Anyway, back to the bit about the phone-tapping. This friend of mine brought to the table a copy of an Akşam newspaper from late October 2015 with a headline reading “Police prepare the imam, Pennsylvania approves it,” in which my name is mentioned. It wasn't one of those made-up pro-government media stories we're all used to. A smaller headline said “Shocking details from the list of allegations in the 'Illegal wiretapping' investigation of July 22.” The details were written by the prosecutor himself. If the prosecutor says someone was taped, he or she is basing this on a document.

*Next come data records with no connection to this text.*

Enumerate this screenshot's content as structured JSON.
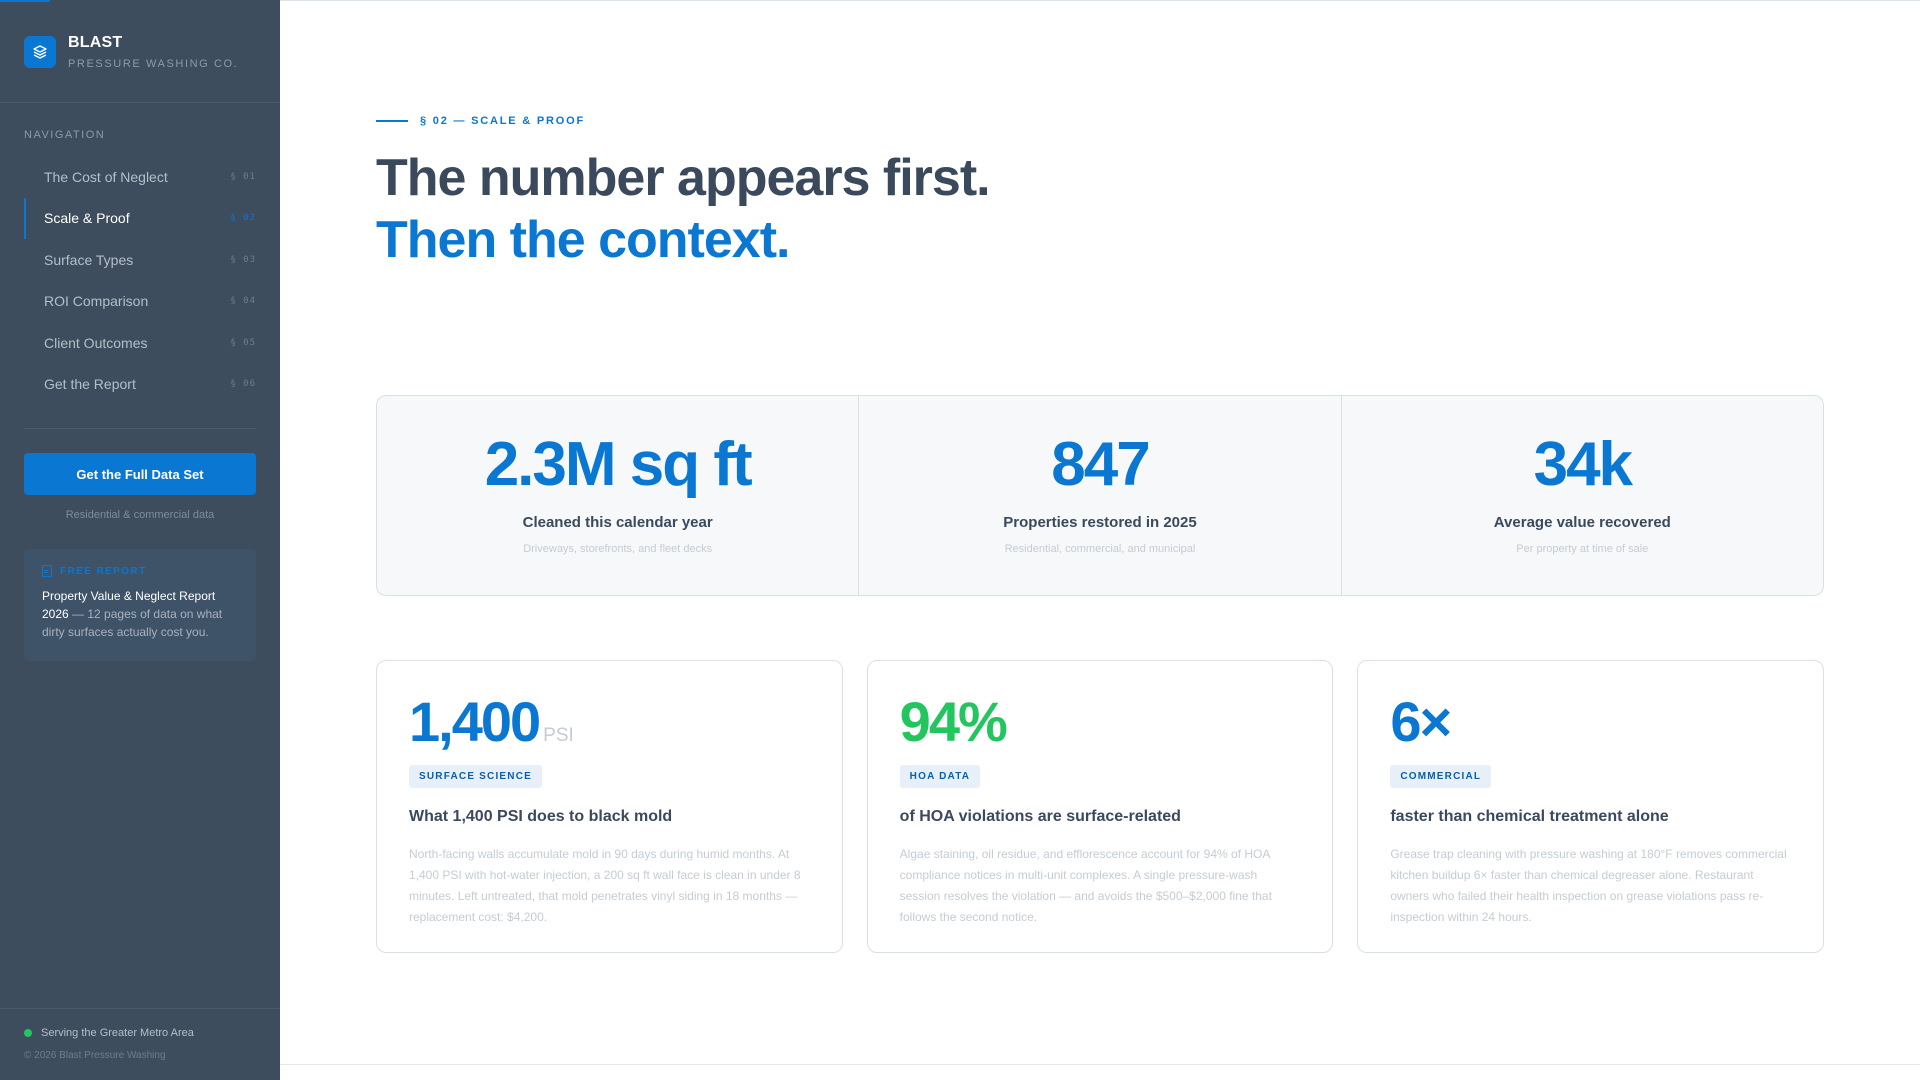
{
  "brand": {
    "name": "BLAST",
    "subtitle": "PRESSURE WASHING CO."
  },
  "nav": {
    "heading": "NAVIGATION",
    "items": [
      {
        "label": "The Cost of Neglect",
        "num": "§ 01",
        "active": false
      },
      {
        "label": "Scale & Proof",
        "num": "§ 02",
        "active": true
      },
      {
        "label": "Surface Types",
        "num": "§ 03",
        "active": false
      },
      {
        "label": "ROI Comparison",
        "num": "§ 04",
        "active": false
      },
      {
        "label": "Client Outcomes",
        "num": "§ 05",
        "active": false
      },
      {
        "label": "Get the Report",
        "num": "§ 06",
        "active": false
      }
    ]
  },
  "cta": {
    "label": "Get the Full Data Set",
    "caption": "Residential & commercial data"
  },
  "free_report": {
    "heading": "FREE REPORT",
    "title": "Property Value & Neglect Report 2026",
    "body": " — 12 pages of data on what dirty surfaces actually cost you."
  },
  "footer": {
    "service_area": "Serving the Greater Metro Area",
    "copyright": "© 2026 Blast Pressure Washing"
  },
  "section": {
    "eyebrow": "§ 02 — SCALE & PROOF",
    "headline_dark": "The number appears first.",
    "headline_blue": "Then the context."
  },
  "stats": [
    {
      "value": "2.3M sq ft",
      "label": "Cleaned this calendar year",
      "sub": "Driveways, storefronts, and fleet decks"
    },
    {
      "value": "847",
      "label": "Properties restored in 2025",
      "sub": "Residential, commercial, and municipal"
    },
    {
      "value": "34k",
      "label": "Average value recovered",
      "sub": "Per property at time of sale"
    }
  ],
  "cards": [
    {
      "value": "1,400",
      "unit": "PSI",
      "tag": "SURFACE SCIENCE",
      "title": "What 1,400 PSI does to black mold",
      "body": "North-facing walls accumulate mold in 90 days during humid months. At 1,400 PSI with hot-water injection, a 200 sq ft wall face is clean in under 8 minutes. Left untreated, that mold penetrates vinyl siding in 18 months — replacement cost: $4,200."
    },
    {
      "value": "94%",
      "unit": "",
      "tag": "HOA DATA",
      "title": "of HOA violations are surface-related",
      "body": "Algae staining, oil residue, and efflorescence account for 94% of HOA compliance notices in multi-unit complexes. A single pressure-wash session resolves the violation — and avoids the $500–$2,000 fine that follows the second notice."
    },
    {
      "value": "6×",
      "unit": "",
      "tag": "COMMERCIAL",
      "title": "faster than chemical treatment alone",
      "body": "Grease trap cleaning with pressure washing at 180°F removes commercial kitchen buildup 6× faster than chemical degreaser alone. Restaurant owners who failed their health inspection on grease violations pass re-inspection within 24 hours."
    }
  ],
  "colors": {
    "accent": "#0a77d2",
    "sidebar": "#3d4d5e",
    "success": "#22c55e"
  }
}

Still, though, this piece from Akşam certainly fitted with the reputation gained in recent years by the pro-government media. In it, we read details that range from a police officer who claims that “Gülen schools are bringing up young people and ‘entering relations' with the [Kurdistan Workers' Party] PKK” to just why it is the Gülen group members “don't go to mosque on Fridays and don't fast during Ramadan.” The only thing missing is allegations of how much wine and narcotics are being consumed in the group. Apparently, the prosecutor had obtained all sorts of information about the Gülen group; one of the allegations was that the group had been “listening in on the Wise Men.” It was in this part that my name was mentioned.

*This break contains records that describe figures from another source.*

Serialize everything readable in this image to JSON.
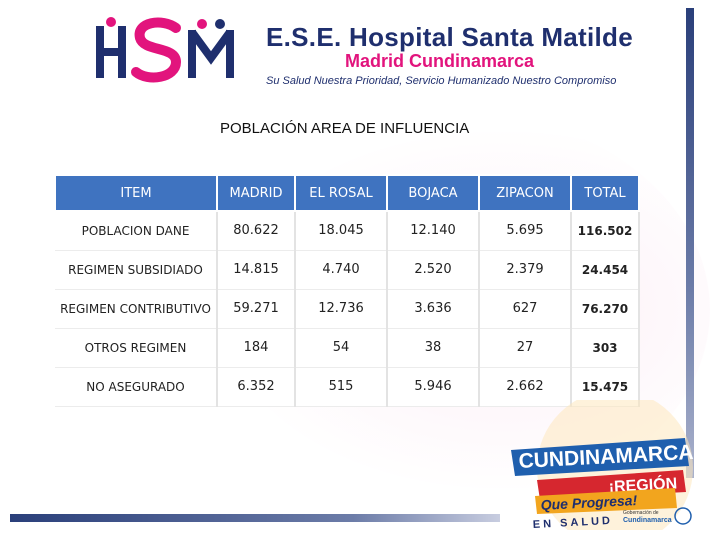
{
  "header": {
    "title": "E.S.E. Hospital Santa Matilde",
    "subtitle": "Madrid Cundinamarca",
    "slogan": "Su Salud Nuestra Prioridad, Servicio Humanizado Nuestro Compromiso",
    "logo_text": "HSM"
  },
  "page_title": "POBLACIÓN AREA DE INFLUENCIA",
  "table": {
    "columns": [
      "ITEM",
      "MADRID",
      "EL ROSAL",
      "BOJACA",
      "ZIPACON",
      "TOTAL"
    ],
    "rows": [
      [
        "POBLACION DANE",
        "80.622",
        "18.045",
        "12.140",
        "5.695",
        "116.502"
      ],
      [
        "REGIMEN SUBSIDIADO",
        "14.815",
        "4.740",
        "2.520",
        "2.379",
        "24.454"
      ],
      [
        "REGIMEN CONTRIBUTIVO",
        "59.271",
        "12.736",
        "3.636",
        "627",
        "76.270"
      ],
      [
        "OTROS REGIMEN",
        "184",
        "54",
        "38",
        "27",
        "303"
      ],
      [
        "NO ASEGURADO",
        "6.352",
        "515",
        "5.946",
        "2.662",
        "15.475"
      ]
    ]
  },
  "badge": {
    "line1": "CUNDINAMARCA",
    "line2": "¡REGIÓN",
    "line3": "Que Progresa!",
    "line4": "EN SALUD",
    "gov_label": "Gobernación de",
    "gov_name": "Cundinamarca"
  },
  "colors": {
    "header_blue": "#3f73c0",
    "brand_navy": "#1f2f6e",
    "brand_pink": "#e2147d"
  }
}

Here is the outtake: “The head of the ‘Wise Men' group Dr. Yakup Levent Korkut, its Marmara head and deputy Prof. Dr. Mithat Sancar, former [National Intelligence Organization] MİT Deputy Undersecretary Cevat Öneş, [Human Rights Watch] HRW senior Turkey researcher Emma Sinclair-Webb, former Turkey Representative for the European Commission Marc Pierini and European Parliament Green Party Group consultant Ali Yurttagül.....”
None of these names are unfamiliar to me. What I have in common with the rest of these people, most of whom I know, is a shared interest in human rights and connections with international institutions such as the European Parliament and the European Commission. None of our work or even our relations were secret; at least, not the main aspects of them. But we knew that most likely, the police were following us closely and scrutinizing our activities. I am interested in the details of this. It wouldn't be bad to be informed by the prosecutor about this.

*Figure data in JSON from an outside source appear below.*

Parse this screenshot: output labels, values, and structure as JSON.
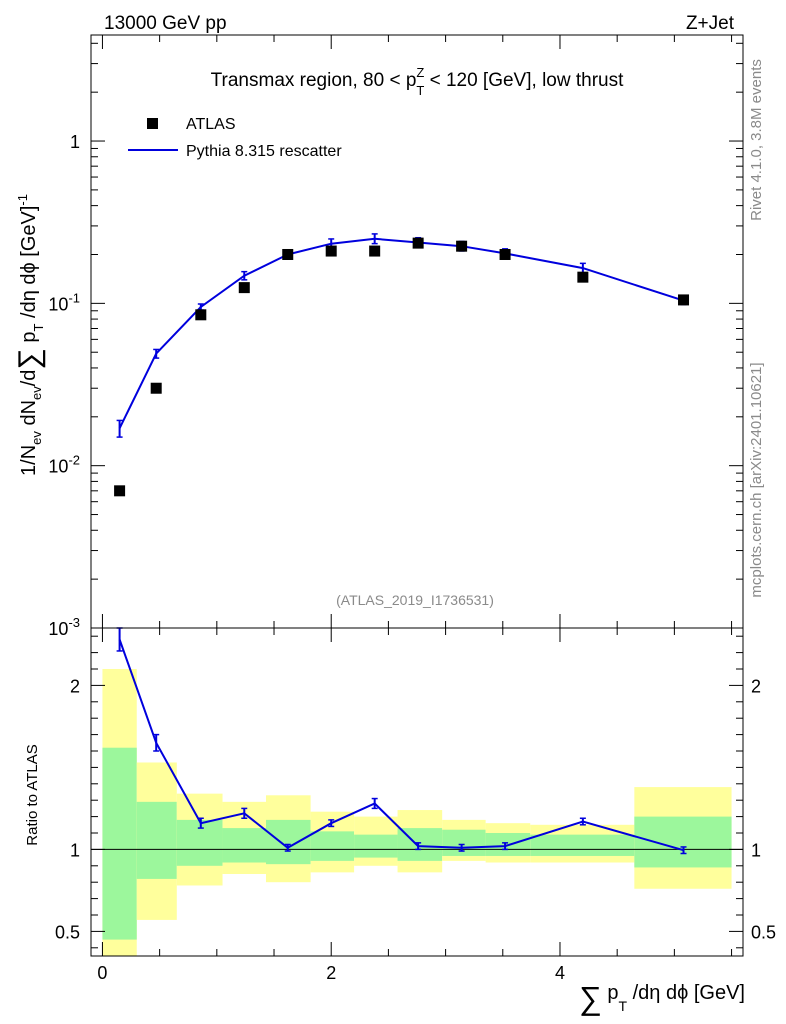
{
  "header": {
    "left": "13000 GeV pp",
    "right": "Z+Jet"
  },
  "side_labels": {
    "rivet": "Rivet 4.1.0,  3.8M events",
    "mcplots": "mcplots.cern.ch [arXiv:2401.10621]"
  },
  "colors": {
    "mc_line": "#0000dd",
    "data_marker": "#000000",
    "band_inner": "#9cf79c",
    "band_outer": "#ffff9c",
    "watermark": "#8a8a8a"
  },
  "chart_data": [
    {
      "type": "scatter",
      "title": "Transmax region, 80 < p_T^Z < 120 [GeV], low thrust",
      "ylabel": "1/N_ev dN_ev/d∑p_T/dη dϕ  [GeV]^-1",
      "xlabel": "∑p_T/dη dϕ [GeV]",
      "watermark": "(ATLAS_2019_I1736531)",
      "yscale": "log",
      "ylim": [
        0.001,
        4.5
      ],
      "xlim": [
        -0.1,
        5.6
      ],
      "y_ticks": [
        {
          "value": 0.001,
          "label": "10^-3"
        },
        {
          "value": 0.01,
          "label": "10^-2"
        },
        {
          "value": 0.1,
          "label": "10^-1"
        },
        {
          "value": 1,
          "label": "1"
        }
      ],
      "legend": {
        "position": "top-left",
        "entries": [
          "ATLAS",
          "Pythia 8.315 rescatter"
        ]
      },
      "series": [
        {
          "name": "ATLAS",
          "style": "marker",
          "x": [
            0.15,
            0.47,
            0.86,
            1.24,
            1.62,
            2.0,
            2.38,
            2.76,
            3.14,
            3.52,
            4.2,
            5.08
          ],
          "y": [
            0.007,
            0.03,
            0.085,
            0.125,
            0.2,
            0.21,
            0.21,
            0.235,
            0.225,
            0.2,
            0.145,
            0.105
          ],
          "x_bins": [
            [
              0.0,
              0.3
            ],
            [
              0.3,
              0.65
            ],
            [
              0.65,
              1.05
            ],
            [
              1.05,
              1.43
            ],
            [
              1.43,
              1.82
            ],
            [
              1.82,
              2.2
            ],
            [
              2.2,
              2.58
            ],
            [
              2.58,
              2.97
            ],
            [
              2.97,
              3.35
            ],
            [
              3.35,
              3.74
            ],
            [
              3.74,
              4.65
            ],
            [
              4.65,
              5.5
            ]
          ]
        },
        {
          "name": "Pythia 8.315 rescatter",
          "style": "line",
          "x": [
            0.15,
            0.47,
            0.86,
            1.24,
            1.62,
            2.0,
            2.38,
            2.76,
            3.14,
            3.52,
            4.2,
            5.08
          ],
          "y": [
            0.017,
            0.049,
            0.095,
            0.148,
            0.2,
            0.233,
            0.25,
            0.237,
            0.225,
            0.203,
            0.165,
            0.104
          ],
          "yerr": [
            0.002,
            0.003,
            0.004,
            0.004,
            0.004,
            0.004,
            0.004,
            0.004,
            0.004,
            0.004,
            0.003,
            0.003
          ]
        }
      ]
    },
    {
      "type": "line",
      "ylabel": "Ratio to ATLAS",
      "ylim": [
        0.35,
        2.35
      ],
      "xlim": [
        -0.1,
        5.6
      ],
      "y_ticks": [
        0.5,
        1,
        2
      ],
      "y_tick_labels": [
        "0.5",
        "1",
        "2"
      ],
      "x_ticks": [
        0,
        2,
        4
      ],
      "x_tick_labels": [
        "0",
        "2",
        "4"
      ],
      "reference": 1,
      "bands": {
        "x_bins": [
          [
            0.0,
            0.3
          ],
          [
            0.3,
            0.65
          ],
          [
            0.65,
            1.05
          ],
          [
            1.05,
            1.43
          ],
          [
            1.43,
            1.82
          ],
          [
            1.82,
            2.2
          ],
          [
            2.2,
            2.58
          ],
          [
            2.58,
            2.97
          ],
          [
            2.97,
            3.35
          ],
          [
            3.35,
            3.74
          ],
          [
            3.74,
            4.65
          ],
          [
            4.65,
            5.5
          ]
        ],
        "inner": [
          [
            0.45,
            1.62
          ],
          [
            0.82,
            1.29
          ],
          [
            0.9,
            1.18
          ],
          [
            0.92,
            1.13
          ],
          [
            0.91,
            1.18
          ],
          [
            0.93,
            1.11
          ],
          [
            0.95,
            1.09
          ],
          [
            0.93,
            1.13
          ],
          [
            0.96,
            1.12
          ],
          [
            0.96,
            1.1
          ],
          [
            0.96,
            1.09
          ],
          [
            0.89,
            1.2
          ]
        ],
        "outer": [
          [
            0.35,
            2.1
          ],
          [
            0.57,
            1.53
          ],
          [
            0.78,
            1.34
          ],
          [
            0.85,
            1.29
          ],
          [
            0.8,
            1.33
          ],
          [
            0.86,
            1.23
          ],
          [
            0.9,
            1.2
          ],
          [
            0.86,
            1.24
          ],
          [
            0.93,
            1.18
          ],
          [
            0.92,
            1.16
          ],
          [
            0.92,
            1.15
          ],
          [
            0.76,
            1.38
          ]
        ]
      },
      "series": [
        {
          "name": "Pythia 8.315 rescatter",
          "x": [
            0.15,
            0.47,
            0.86,
            1.24,
            1.62,
            2.0,
            2.38,
            2.76,
            3.14,
            3.52,
            4.2,
            5.08
          ],
          "y": [
            2.28,
            1.65,
            1.16,
            1.22,
            1.01,
            1.16,
            1.28,
            1.02,
            1.01,
            1.02,
            1.17,
            0.995
          ],
          "yerr": [
            0.07,
            0.05,
            0.03,
            0.03,
            0.02,
            0.02,
            0.03,
            0.02,
            0.02,
            0.02,
            0.02,
            0.02
          ]
        }
      ]
    }
  ]
}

During the years when I worked in the European Parliament, I would use my Turkcell number only when traveling in Turkey but would shut it off after arriving in Brussels. Technically speaking, listening in on this number in Turkey would be easy. But all of my “sensitive” or “classified” conversations anyway took place on my parliament line. Is it possible they taped that line? If it is, the topic is one that should concern not only the Turkish prosecutor in this case but various EU institutions as well.
Anyway, I'm relaxed about this now. I parted ways with the European Parliament in May 2014 and no longer are there any “parallel police” in the security forces who are accustomed to taping calls. These idiots taped my calls despite the fact that I wrote for Zaman for years. Now, though, I can sleep easy. I had thought that writing a column for Zaman, I fell under the scope of the witch hunt against the Gülen group. However, I was quite naive in this because it turns out that the tapers were themselves “parallel”! After all, could our security forces, with their deep respect for human rights, really be expected to engage in phone-tapping? And with the independence of the justice system held to be as sacred as it is in our country, they would never find a judge willing to allow my phone to be taped anyway. Right?
At this point, all I can do is say: People! Are you not aware that with this whole cacophony about “parallel,” not to mention your prosecutors and your pro-government media, you've done nothing but reveal your true selves? What a shame for this country; what a shame.